だけれど、ガーベラの発言は最もに思える。アイリスは所詮作り物の機械人形であって、絶対に心という存在を持ちえない人形だ。命令無視の問題はあるものの、彼女に人の心を求めてしまうのは、きっと間違いなんだろう。だからこそ人と機械という一定の節度を維持しながら共生するべきなのだ。今朝アイリスの発言に憤慨してしまったのは、彼女に人と同様の感性を追求してしまったからだと思う。だからアイリスとの一件は、間違いなくこちらに非があったし、彼女自体に瑕疵があったわけではない。こうして家を出て現実逃避をしている時点で、自分に間違いがあったからこそ子ども心に意地を張っているだけなのだ。少しだけ冷静さを取り戻した心で、アイリスに悪いことをしたなと自省する。許してくれるかはわからないし、その行為自体に意味があるか不明だが、取り敢えず謝って置くべきだろう。
「――心が決まったようだな」
不意にガーベラが呟いたと思うと、彼女はこちらへ向けて慈愛に満ちた表情を浮かべていた。

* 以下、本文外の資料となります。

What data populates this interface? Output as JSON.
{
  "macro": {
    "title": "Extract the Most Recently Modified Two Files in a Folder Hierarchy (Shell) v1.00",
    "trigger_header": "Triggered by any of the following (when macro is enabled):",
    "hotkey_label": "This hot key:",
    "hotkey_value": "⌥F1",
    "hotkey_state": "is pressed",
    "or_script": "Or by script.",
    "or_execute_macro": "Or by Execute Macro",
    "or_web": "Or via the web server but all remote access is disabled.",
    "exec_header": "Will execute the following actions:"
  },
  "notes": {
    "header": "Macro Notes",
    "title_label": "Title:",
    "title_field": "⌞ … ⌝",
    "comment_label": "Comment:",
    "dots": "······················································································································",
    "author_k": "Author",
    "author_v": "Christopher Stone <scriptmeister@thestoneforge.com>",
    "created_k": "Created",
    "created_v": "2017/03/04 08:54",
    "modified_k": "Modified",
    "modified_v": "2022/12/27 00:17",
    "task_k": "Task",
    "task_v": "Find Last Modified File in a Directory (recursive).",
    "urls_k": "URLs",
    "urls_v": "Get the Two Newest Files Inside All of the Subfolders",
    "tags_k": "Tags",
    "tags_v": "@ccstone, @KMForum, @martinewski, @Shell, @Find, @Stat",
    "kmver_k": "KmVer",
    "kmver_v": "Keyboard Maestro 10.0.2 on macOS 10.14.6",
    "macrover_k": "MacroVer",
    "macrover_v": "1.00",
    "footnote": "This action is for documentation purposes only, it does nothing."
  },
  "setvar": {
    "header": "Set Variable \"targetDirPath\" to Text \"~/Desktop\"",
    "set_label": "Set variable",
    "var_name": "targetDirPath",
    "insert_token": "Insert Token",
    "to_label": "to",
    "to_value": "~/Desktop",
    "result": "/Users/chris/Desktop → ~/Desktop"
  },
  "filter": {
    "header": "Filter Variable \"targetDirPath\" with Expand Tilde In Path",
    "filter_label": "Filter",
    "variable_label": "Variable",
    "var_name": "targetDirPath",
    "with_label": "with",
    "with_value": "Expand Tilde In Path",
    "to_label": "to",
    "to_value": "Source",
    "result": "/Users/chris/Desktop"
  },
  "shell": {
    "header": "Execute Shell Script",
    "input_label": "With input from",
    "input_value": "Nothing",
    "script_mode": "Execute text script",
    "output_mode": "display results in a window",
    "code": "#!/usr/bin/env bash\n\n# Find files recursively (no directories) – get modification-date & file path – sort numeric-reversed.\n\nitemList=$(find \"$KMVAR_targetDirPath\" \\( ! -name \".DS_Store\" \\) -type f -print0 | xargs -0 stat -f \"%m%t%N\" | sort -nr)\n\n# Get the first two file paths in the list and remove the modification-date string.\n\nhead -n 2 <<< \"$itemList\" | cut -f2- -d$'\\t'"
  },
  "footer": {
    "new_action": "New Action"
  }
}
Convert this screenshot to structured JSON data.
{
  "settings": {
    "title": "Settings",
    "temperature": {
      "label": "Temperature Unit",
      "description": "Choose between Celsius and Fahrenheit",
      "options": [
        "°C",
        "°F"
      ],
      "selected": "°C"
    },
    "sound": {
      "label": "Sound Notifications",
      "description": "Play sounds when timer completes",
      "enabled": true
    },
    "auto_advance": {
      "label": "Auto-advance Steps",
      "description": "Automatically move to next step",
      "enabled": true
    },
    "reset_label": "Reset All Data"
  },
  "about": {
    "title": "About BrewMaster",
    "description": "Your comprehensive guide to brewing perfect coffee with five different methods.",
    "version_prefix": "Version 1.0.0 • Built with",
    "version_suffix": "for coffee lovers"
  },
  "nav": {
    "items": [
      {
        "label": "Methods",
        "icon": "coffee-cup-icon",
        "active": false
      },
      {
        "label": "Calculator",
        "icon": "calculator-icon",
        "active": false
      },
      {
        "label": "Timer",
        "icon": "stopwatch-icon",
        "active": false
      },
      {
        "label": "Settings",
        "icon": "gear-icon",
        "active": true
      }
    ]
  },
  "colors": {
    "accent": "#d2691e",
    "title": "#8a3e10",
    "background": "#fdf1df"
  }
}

「人間、間違わずに生きられる者はいない。それにお前はまだ十七だ。子どもの内にできるだけ間違えておけ。その失敗が、お前という人間を立派に成長させるだろうさ」
素直に頷き返して、腰掛けていた弾薬箱から立ち上がる。そしてそのまま自宅へ戻ろうと踵を返すが、
「そういえばドッペル。一つ連絡しておくことがあった」
背後からガーベラの声がかかる。
「最近、機械人形を狙った強盗が頻発しているらしい。リベルタスとしても、街の治安維持のために捜査を続けているのだがな。アイリスの存在も鑑みると、頭を隅に置いておくべき情報だろう」
機械人形をターゲットとした強盗。そもそもアンドロイドは高価な機械のため、高値で売却できることが多い。だからこそ盗賊の目標物になることも少なくないから、警戒しておくに越したことはないだろう。
「忠告感謝する。アイリスにも連絡しとくよ」
「仲直りできることを祈って」
微笑んだガーベラに軽く手を振って、俺は正門からアースの市街地へ向かって歩き出した。